Os dois arguidos da empresa acusada de traficar influências no Governo para a aprovação ilícita de um data center foram a correr renunciar à administração para evitar a prisão preventiva. O juiz de instrução relevou essa decisão. Mas ninguém se terá apercebido que, afinal, Afonso Salema e Rui Oliveira Neves eram também, desde Janeiro passado, gerentes de uma subsidiária que estaria a preparar projectos de energia em Sines. Assim, os dois arguidos podem continuar a conviver alegremente na holding Start Campus, uma vez que compartilha a sede com a sua subsidiária, a Start Campus Energy, numa sala da Torre 1 das Amoreiras, em Lisboa.
Os arguidos Afonso Salema e Rui Oliveira Neves, peças-chave da Operação Influencer, continuam afinal a manter ligações à denominada Start Campus, apesar de terem apresentado renúncia das funções de administração daquela empresa para reduzirem a probabilidade de prisão preventiva após a detenção na passada terça-feira passada.
De acordo com uma investigação do PÁGINA UM, os dois responsáveis pelo projecto do polémico data center em Sines, mantêm os cargos de gerentes numa subsidiária integralmente detida pela Start Campus, coincidindo na sede, numa das torres das Amoreiras, em Lisboa.
Ontem, o juiz de instrução Nuno Dias Costa, apesar de ter aplicado uma caução de 600 mil euros à Start – Sines Transatlantic Renewable & Technology Campus – a denominação formal da sociedade anónima que promove a construção do data center no litoral alentejano –, relevou o facto de Afonso Salema e Rui Oliveira Neves, “fortemente indiciados” pela prática de crimes de tráfico de influência e oferta indevida de vantagem, terem renunciado à administração da sociedade anónima, uma vez que retiraria “qualquer perigo que no caso pudesse existir, nomeadamente o de continuação da actividade criminosa”.
E concluía o juiz do Tribunal Central de Instrução Criminal que, tendo estes arguidos “ficado impossibilitados, por sua iniciativa, de participar na actividade social daquela empresa, encontra-se vedada a possibilidade de lhes ser imposta qualquer medida de coacção diversa do termo de identidade e residência, que já prestaram”.
Sendo certo que já foram publicadas as renúncias tanto de Rui Oliveira Neves como de Afonso Salema à administração da Start – Sines Transatlantic Renewable & Technology Campus, pedidas respectivamente nos dias 10 e 13, certo é que estes gestores mantêm-se como gerentes da Start Campus Energy, uma subsidiária da holding detida por dois fundos, a irlandesa Foxford Capital L5 Designated Activity Company e a britânica Pioneer Sines Holdings Limited.
Com efeito, já este ano, em 30 de Janeiro, a holding conhecida abreviadamente por Start Campus criou uma sociedade por quota unipessoal, com apenas um euro de capital social – o mínimo exigido por lei –, dando-lhe a denominação de Start Campus Energy, Lda.
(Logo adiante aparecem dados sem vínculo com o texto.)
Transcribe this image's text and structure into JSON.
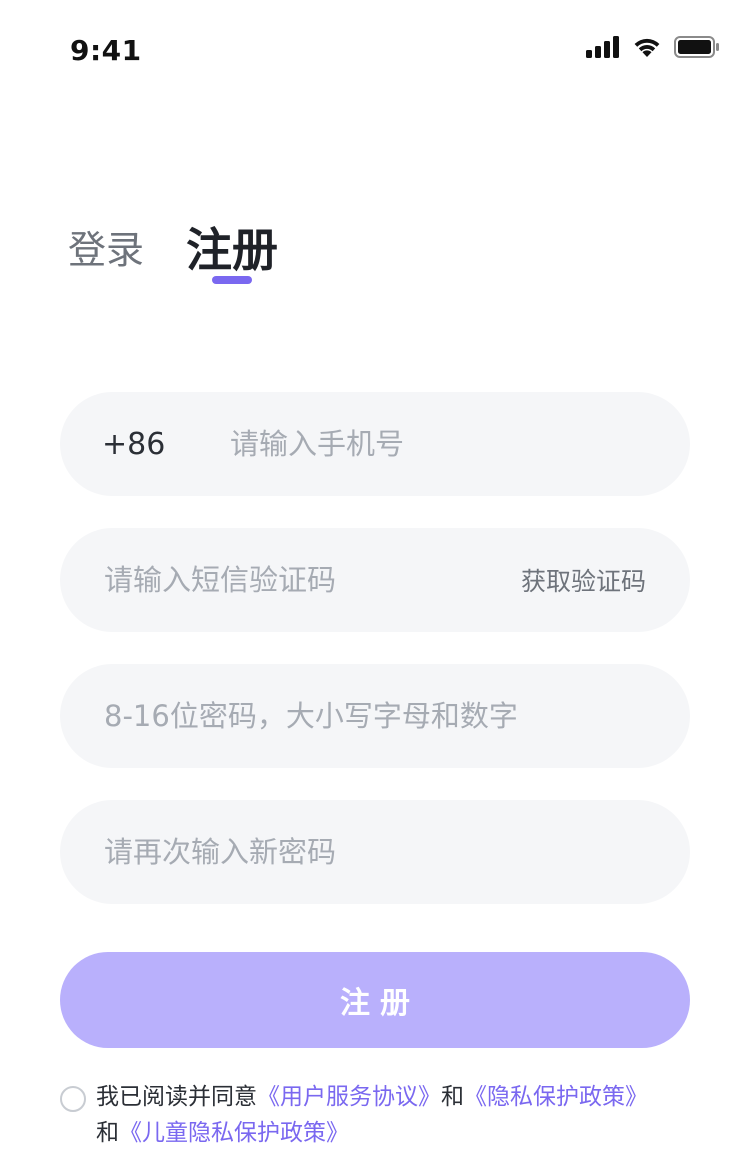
{
  "status_bar": {
    "time": "9:41",
    "icons": [
      "cellular-signal-icon",
      "wifi-icon",
      "battery-icon"
    ]
  },
  "tabs": {
    "login_label": "登录",
    "register_label": "注册",
    "active": "register"
  },
  "form": {
    "phone": {
      "country_code": "+86",
      "placeholder": "请输入手机号"
    },
    "sms": {
      "placeholder": "请输入短信验证码",
      "get_code_label": "获取验证码"
    },
    "password": {
      "placeholder": "8-16位密码，大小写字母和数字"
    },
    "confirm_password": {
      "placeholder": "请再次输入新密码"
    },
    "submit_label": "注册"
  },
  "agreement": {
    "prefix": "我已阅读并同意",
    "user_agreement": "《用户服务协议》",
    "and_1": "和",
    "privacy_policy": "《隐私保护政策》",
    "and_2": "和",
    "child_privacy_policy": "《儿童隐私保护政策》",
    "checked": false
  },
  "colors": {
    "accent": "#7a68f0",
    "button_disabled": "#b9b0fc",
    "field_bg": "#f5f6f8",
    "placeholder": "#a6abb3"
  }
}
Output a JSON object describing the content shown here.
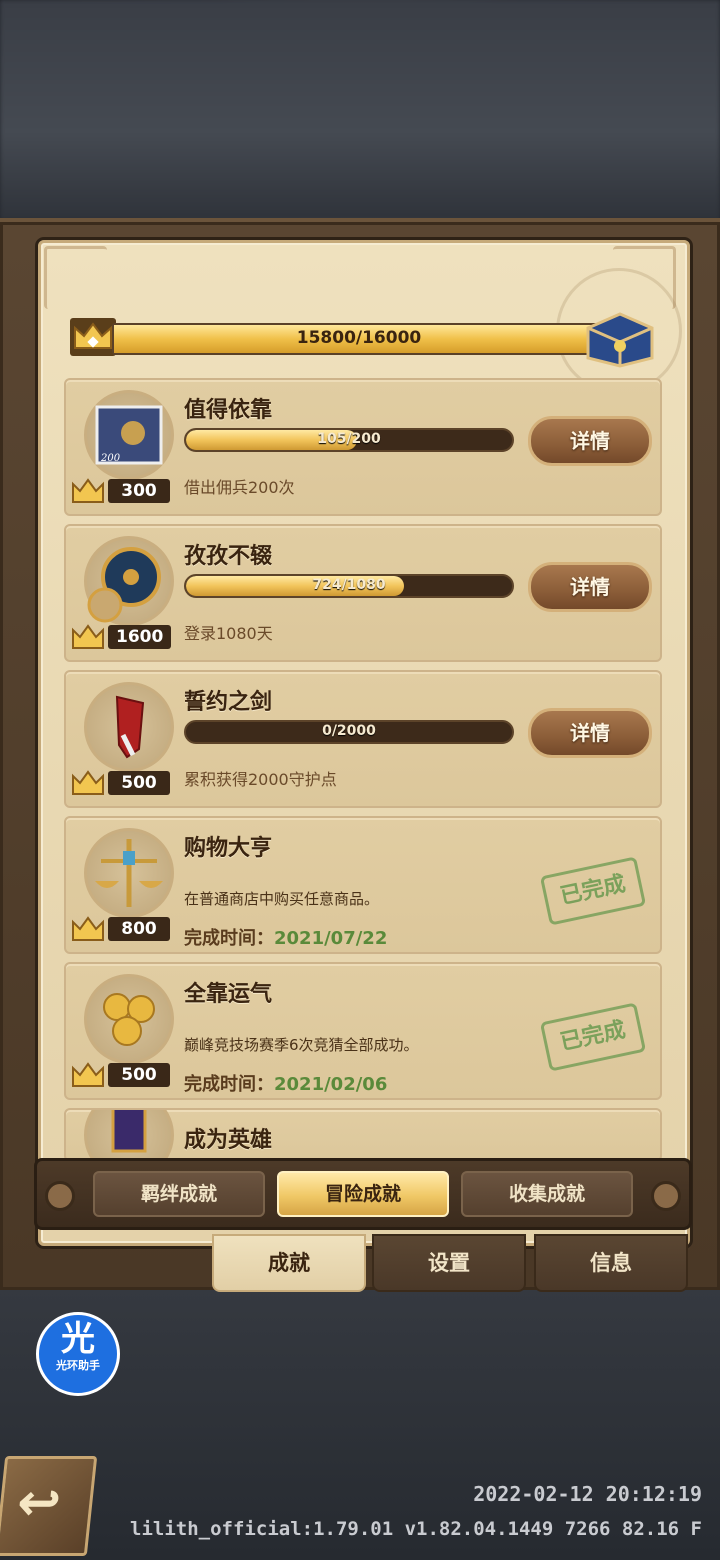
{
  "total": {
    "value": 15800,
    "max": 16000,
    "text": "15800/16000"
  },
  "achievements": [
    {
      "title": "值得依靠",
      "progress_text": "105/200",
      "progress": 0.525,
      "desc": "借出佣兵200次",
      "reward": "300",
      "button": "详情",
      "icon": "mercenary-stamp-icon",
      "icon_label": "200"
    },
    {
      "title": "孜孜不辍",
      "progress_text": "724/1080",
      "progress": 0.67,
      "desc": "登录1080天",
      "reward": "1600",
      "button": "详情",
      "icon": "pocket-watch-icon"
    },
    {
      "title": "誓约之剑",
      "progress_text": "0/2000",
      "progress": 0.0,
      "desc": "累积获得2000守护点",
      "reward": "500",
      "button": "详情",
      "icon": "sword-icon"
    },
    {
      "title": "购物大亨",
      "desc": "在普通商店中购买任意商品。",
      "time_label": "完成时间：",
      "time": "2021/07/22",
      "reward": "800",
      "stamp": "已完成",
      "icon": "scales-icon"
    },
    {
      "title": "全靠运气",
      "desc": "巅峰竞技场赛季6次竞猜全部成功。",
      "time_label": "完成时间：",
      "time": "2021/02/06",
      "reward": "500",
      "stamp": "已完成",
      "icon": "gold-coins-icon"
    },
    {
      "title": "成为英雄",
      "icon": "banner-icon"
    }
  ],
  "subtabs": [
    "羁绊成就",
    "冒险成就",
    "收集成就"
  ],
  "subtab_active": 1,
  "main_tabs": [
    "成就",
    "设置",
    "信息"
  ],
  "main_tab_active": 0,
  "helper": {
    "big": "光",
    "small": "光环助手"
  },
  "footer": {
    "time": "2022-02-12 20:12:19",
    "version": "lilith_official:1.79.01  v1.82.04.1449 7266 82.16 F"
  },
  "colors": {
    "gold": "#f0c049",
    "parchment": "#e9d9b3",
    "complete_green": "#5a8a3a",
    "frame_brown": "#4a3826"
  }
}
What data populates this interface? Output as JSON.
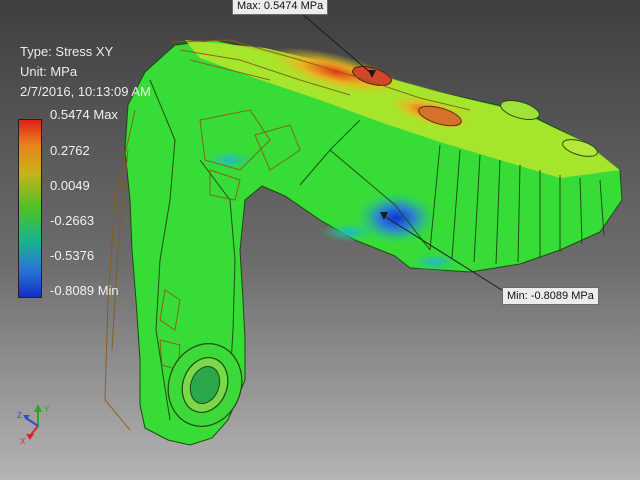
{
  "result_info": {
    "type_line": "Type: Stress XY",
    "unit_line": "Unit: MPa",
    "timestamp": "2/7/2016, 10:13:09 AM"
  },
  "legend": {
    "labels": [
      "0.5474 Max",
      "0.2762",
      "0.0049",
      "-0.2663",
      "-0.5376",
      "-0.8089 Min"
    ],
    "colors": [
      "#e0201a",
      "#e7821d",
      "#c8b21b",
      "#4cc227",
      "#18b48a",
      "#2a78d7",
      "#1130c4"
    ]
  },
  "probes": {
    "max_label": "Max: 0.5474 MPa",
    "min_label": "Min: -0.8089 MPa"
  },
  "triad": {
    "x_axis": "X",
    "y_axis": "Y",
    "z_axis": "Z"
  }
}
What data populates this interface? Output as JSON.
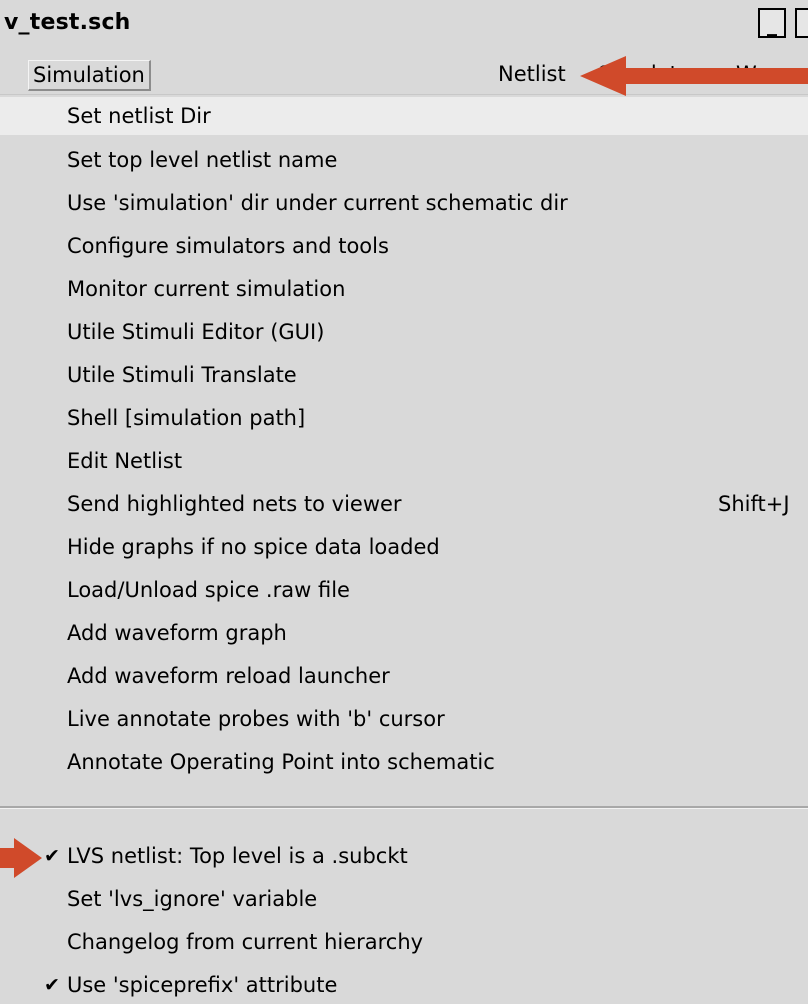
{
  "window": {
    "title": "v_test.sch",
    "minimize_label": "_",
    "maximize_label": "□"
  },
  "menubar": {
    "simulation": "Simulation",
    "netlist": "Netlist",
    "simulate": "Simulate",
    "waves": "Waves"
  },
  "menu": {
    "items": [
      {
        "label": "Set netlist Dir"
      },
      {
        "label": "Set top level netlist name"
      },
      {
        "label": "Use 'simulation' dir under current schematic dir"
      },
      {
        "label": "Configure simulators and tools"
      },
      {
        "label": "Monitor current simulation"
      },
      {
        "label": "Utile Stimuli Editor (GUI)"
      },
      {
        "label": "Utile Stimuli Translate"
      },
      {
        "label": "Shell [simulation path]"
      },
      {
        "label": "Edit Netlist"
      },
      {
        "label": "Send highlighted nets to viewer",
        "shortcut": "Shift+J"
      },
      {
        "label": "Hide graphs if no spice data loaded"
      },
      {
        "label": "Load/Unload spice .raw file"
      },
      {
        "label": "Add waveform graph"
      },
      {
        "label": "Add waveform reload launcher"
      },
      {
        "label": "Live annotate probes with 'b' cursor"
      },
      {
        "label": "Annotate Operating Point into schematic"
      },
      {
        "label": "LVS netlist: Top level is a .subckt",
        "checked": true
      },
      {
        "label": "Set 'lvs_ignore' variable"
      },
      {
        "label": "Changelog from current hierarchy"
      },
      {
        "label": "Use 'spiceprefix' attribute",
        "checked": true
      }
    ],
    "check_glyph": "✔"
  },
  "colors": {
    "background": "#d9d9d9",
    "hover": "#ececec",
    "annotation_arrow": "#d04a2a"
  }
}
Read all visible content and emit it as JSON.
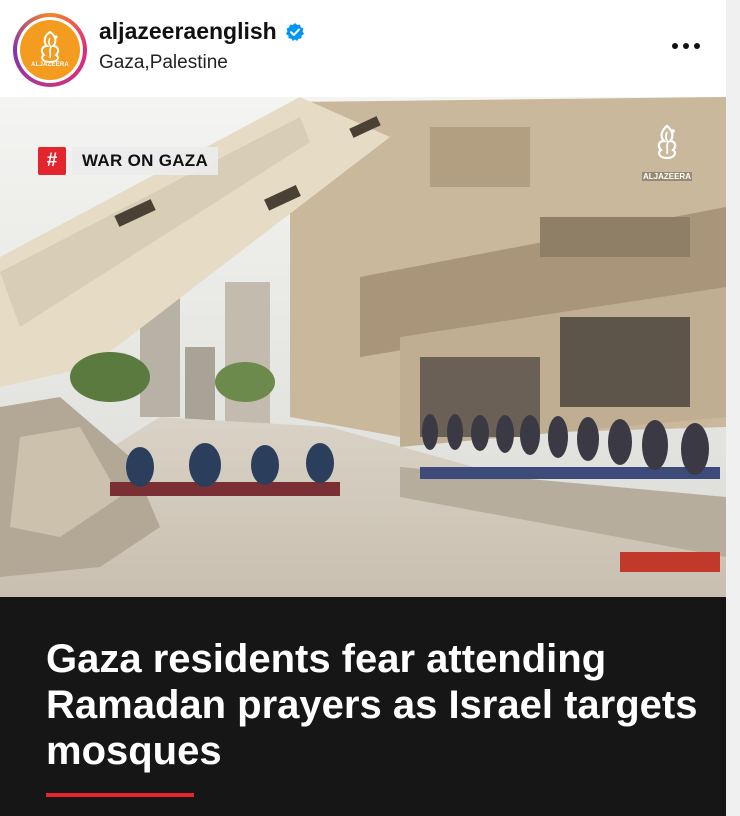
{
  "post": {
    "username": "aljazeeraenglish",
    "location": "Gaza,Palestine",
    "avatar_text": "ALJAZEERA"
  },
  "image": {
    "tag_symbol": "#",
    "tag_label": "WAR ON GAZA",
    "logo_text": "ALJAZEERA"
  },
  "headline": "Gaza residents fear attending Ramadan prayers as Israel targets mosques",
  "icons": {
    "verified": "verified-badge-icon",
    "more": "more-options-icon"
  },
  "colors": {
    "brand_orange": "#f39c1f",
    "accent_red": "#e3262d",
    "caption_bg": "#161616",
    "verified_blue": "#0095f6"
  }
}
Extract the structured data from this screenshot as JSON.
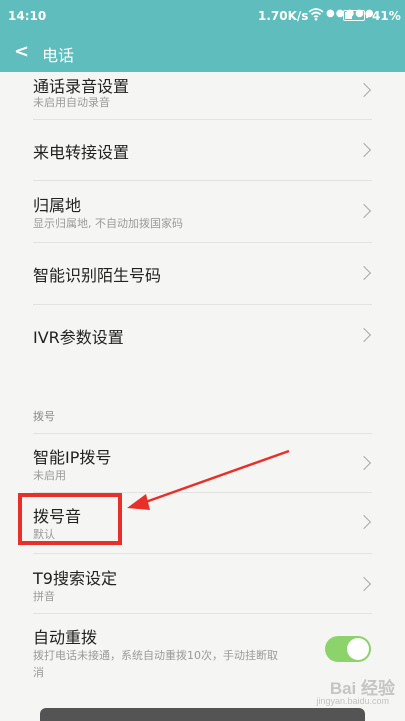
{
  "status_bar": {
    "time": "14:10",
    "net_speed": "1.70K/s",
    "signal": "●●●●●",
    "battery_percent": "41%",
    "battery_level": 0.41
  },
  "app_bar": {
    "title": "电话"
  },
  "settings": [
    {
      "title": "通话录音设置",
      "subtitle": "未启用自动录音"
    },
    {
      "title": "来电转接设置"
    },
    {
      "title": "归属地",
      "subtitle": "显示归属地, 不自动加拨国家码"
    },
    {
      "title": "智能识别陌生号码"
    },
    {
      "title": "IVR参数设置"
    }
  ],
  "section_dial": {
    "label": "拨号",
    "items": [
      {
        "title": "智能IP拨号",
        "subtitle": "未启用"
      },
      {
        "title": "拨号音",
        "subtitle": "默认"
      },
      {
        "title": "T9搜索设定",
        "subtitle": "拼音"
      },
      {
        "title": "自动重拨",
        "subtitle_line1": "拨打电话未接通，系统自动重拨10次，手动挂断取",
        "subtitle_line2": "消",
        "enabled": true
      }
    ]
  },
  "watermark": {
    "main": "Bai 经验",
    "sub": "jingyan.baidu.com"
  }
}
O reduzido valor do capital social dessa empresa é simbólico, até porque, mesmo no caso da holding, a opção estratégica de gestão tem passado sobretudo, não pela captação de accionistas (ou sócios), mas sim por atrair fundos de investimento por via do mercado de empréstimos obrigacionistas.
O objecto social desta novel empresa indicia que a holding estaria a equacionar projectos também nas energias renováveis na região de Sines, em redor da área do data center, em área também protegida, uma vez que se apresenta como uma empresa de “comercialização, operação, prestação e gestão de qualquer tipo de produtos energéticos”, incluindo também a comercialização de direitos de emissão de dióxido de carbono e a criação de “instalações, infraestruturas, obras e quaisquer outras actividades relacionadas e conexas”.
Por estranho que parece, apesar dessas informações serem públicas, tanto o Ministério Público como o juiz de instrução criminal não suscitaram esta relação de Rui Oliveira Neves e de Afonso Salema com a holding Start Campus. Nem a colocaram em causa. Depreende-se assim que, nada tendo ficado explicitado no despacho do juiz, tanto Rui Oliveira Neves como Afonso Salema pode subir ao 12º andar da Torre 1 das Amoreiras, e tratarem na sala 1 os assuntos da Start Campus Energy, nas mesmíssimas instalações da holding Start Campus.
Recorde-se que Rui Oliveira Neves é sócio da conhecida sociedade de advogados Morais Leitão, Galvão Teles, Soares da Silva & Associados, que decidiu suspender este causídico e também o advogado João Tiago Silveira, ex-secretário de Estado da Justiça, também arguido na Operação Influencer.
O PÁGINA UM tentou obter esclarecimentos sobre estas e outras matérias junto da própria holding e do seu advogado, Paulo Farinha Alves, mas não obteve resposta.